Confirming an Uncertain Result
If you get a positive blood test and the result seems questionable, a more specialized test called the Western blot can help settle the question. Developed at the University of Washington, this test separates herpes virus proteins on a strip and checks whether your blood contains antibodies that bind to them. It’s considered the gold standard for confirming or ruling out a herpes antibody result.
The Western blot isn’t available at most commercial labs. It’s run through the University of Washington’s clinical virology laboratory, and your provider needs to order it and send a blood sample there. It hasn’t gone through FDA clearance, but it’s widely regarded by specialists as the most accurate serological test available. If a standard blood test has given you an ambiguous or low-positive result, this is the test that can give you a definitive answer.
Testing Without Symptoms
One of the trickiest aspects of oral herpes is that the virus sheds intermittently even when no sore is visible. Research tracking people with HSV-1 found that participants shed the virus on about 12% of days at two months after their initial infection, dropping to 7% of days by eleven months. In most instances, they had no symptoms during shedding. For people who shed more frequently, rates continued falling over time, reaching just 1.3% of days by two years out.

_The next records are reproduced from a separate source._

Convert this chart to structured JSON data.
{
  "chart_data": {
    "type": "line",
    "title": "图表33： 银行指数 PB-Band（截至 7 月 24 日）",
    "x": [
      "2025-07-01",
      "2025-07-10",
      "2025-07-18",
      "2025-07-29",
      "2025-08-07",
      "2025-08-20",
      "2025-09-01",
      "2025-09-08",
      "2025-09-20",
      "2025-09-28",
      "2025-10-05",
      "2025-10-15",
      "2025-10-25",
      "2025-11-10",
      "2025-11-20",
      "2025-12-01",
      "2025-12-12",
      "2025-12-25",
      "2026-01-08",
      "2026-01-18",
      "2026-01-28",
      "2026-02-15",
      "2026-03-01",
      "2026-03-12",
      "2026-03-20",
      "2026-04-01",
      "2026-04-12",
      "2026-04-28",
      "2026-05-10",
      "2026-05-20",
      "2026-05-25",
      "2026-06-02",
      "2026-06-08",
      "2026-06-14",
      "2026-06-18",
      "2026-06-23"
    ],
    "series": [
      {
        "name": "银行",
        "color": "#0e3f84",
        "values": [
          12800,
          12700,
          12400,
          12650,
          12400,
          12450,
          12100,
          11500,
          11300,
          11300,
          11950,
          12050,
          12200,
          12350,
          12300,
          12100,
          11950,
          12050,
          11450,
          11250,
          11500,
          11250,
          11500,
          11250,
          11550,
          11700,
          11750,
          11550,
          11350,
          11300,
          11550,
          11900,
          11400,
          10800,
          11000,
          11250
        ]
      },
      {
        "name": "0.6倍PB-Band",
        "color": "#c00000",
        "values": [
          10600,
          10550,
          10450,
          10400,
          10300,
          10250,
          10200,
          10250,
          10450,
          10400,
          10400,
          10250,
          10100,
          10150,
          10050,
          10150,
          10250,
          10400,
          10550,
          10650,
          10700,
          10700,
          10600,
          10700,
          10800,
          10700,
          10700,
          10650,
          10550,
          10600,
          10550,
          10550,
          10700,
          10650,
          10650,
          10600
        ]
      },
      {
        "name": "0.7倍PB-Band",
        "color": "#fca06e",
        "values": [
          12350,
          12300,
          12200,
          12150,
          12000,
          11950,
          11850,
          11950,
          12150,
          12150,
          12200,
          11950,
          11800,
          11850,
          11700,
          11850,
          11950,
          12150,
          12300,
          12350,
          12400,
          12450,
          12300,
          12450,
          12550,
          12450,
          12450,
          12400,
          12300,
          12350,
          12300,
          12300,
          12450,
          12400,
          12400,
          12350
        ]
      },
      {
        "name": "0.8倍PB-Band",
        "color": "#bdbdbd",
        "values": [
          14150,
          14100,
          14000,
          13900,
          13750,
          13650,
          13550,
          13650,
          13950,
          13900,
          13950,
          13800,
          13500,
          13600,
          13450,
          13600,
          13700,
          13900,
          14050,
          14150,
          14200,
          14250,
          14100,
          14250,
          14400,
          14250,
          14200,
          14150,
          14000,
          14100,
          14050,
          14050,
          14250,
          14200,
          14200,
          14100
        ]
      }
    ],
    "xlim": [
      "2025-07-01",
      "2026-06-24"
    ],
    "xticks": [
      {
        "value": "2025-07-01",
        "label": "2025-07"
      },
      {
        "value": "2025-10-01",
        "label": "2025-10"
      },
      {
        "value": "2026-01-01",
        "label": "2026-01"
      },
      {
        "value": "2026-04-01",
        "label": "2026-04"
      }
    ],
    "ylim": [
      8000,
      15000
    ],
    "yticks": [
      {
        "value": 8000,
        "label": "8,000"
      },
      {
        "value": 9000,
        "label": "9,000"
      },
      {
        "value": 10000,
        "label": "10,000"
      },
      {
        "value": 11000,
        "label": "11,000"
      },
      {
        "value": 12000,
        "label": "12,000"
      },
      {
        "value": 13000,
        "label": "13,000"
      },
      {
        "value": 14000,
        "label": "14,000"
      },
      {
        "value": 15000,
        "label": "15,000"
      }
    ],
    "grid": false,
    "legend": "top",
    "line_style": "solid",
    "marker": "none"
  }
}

This means that even without a visible sore, the virus can occasionally be present on the skin or mucous membranes. However, there’s no practical test designed to catch this intermittent shedding in a clinical setting. Daily swabbing to detect asymptomatic shedding is a research tool, not something used in routine care. For people without symptoms, the blood test remains the only realistic option, with all its limitations noted above.
Which Test to Ask For
Your situation determines which test makes sense:
- You have an active cold sore right now: Ask for a PCR swab test. This is the most accurate option available, and the sooner you’re swabbed after the sore appears, the better.
- You had a sore recently but it healed: A swab test won’t work on healed skin. A blood test for HSV IgG antibodies is your option, keeping in mind the window period after exposure.
- You’ve never had symptoms but want to know your status: A blood test can be done, but understand that the CDC doesn’t recommend it for most asymptomatic people due to the risk of misleading results. If you do test and get a low-positive result, the University of Washington Western blot can confirm it.
- You got a low-positive blood test result: Ask your provider about confirmatory testing with the Western blot before drawing conclusions.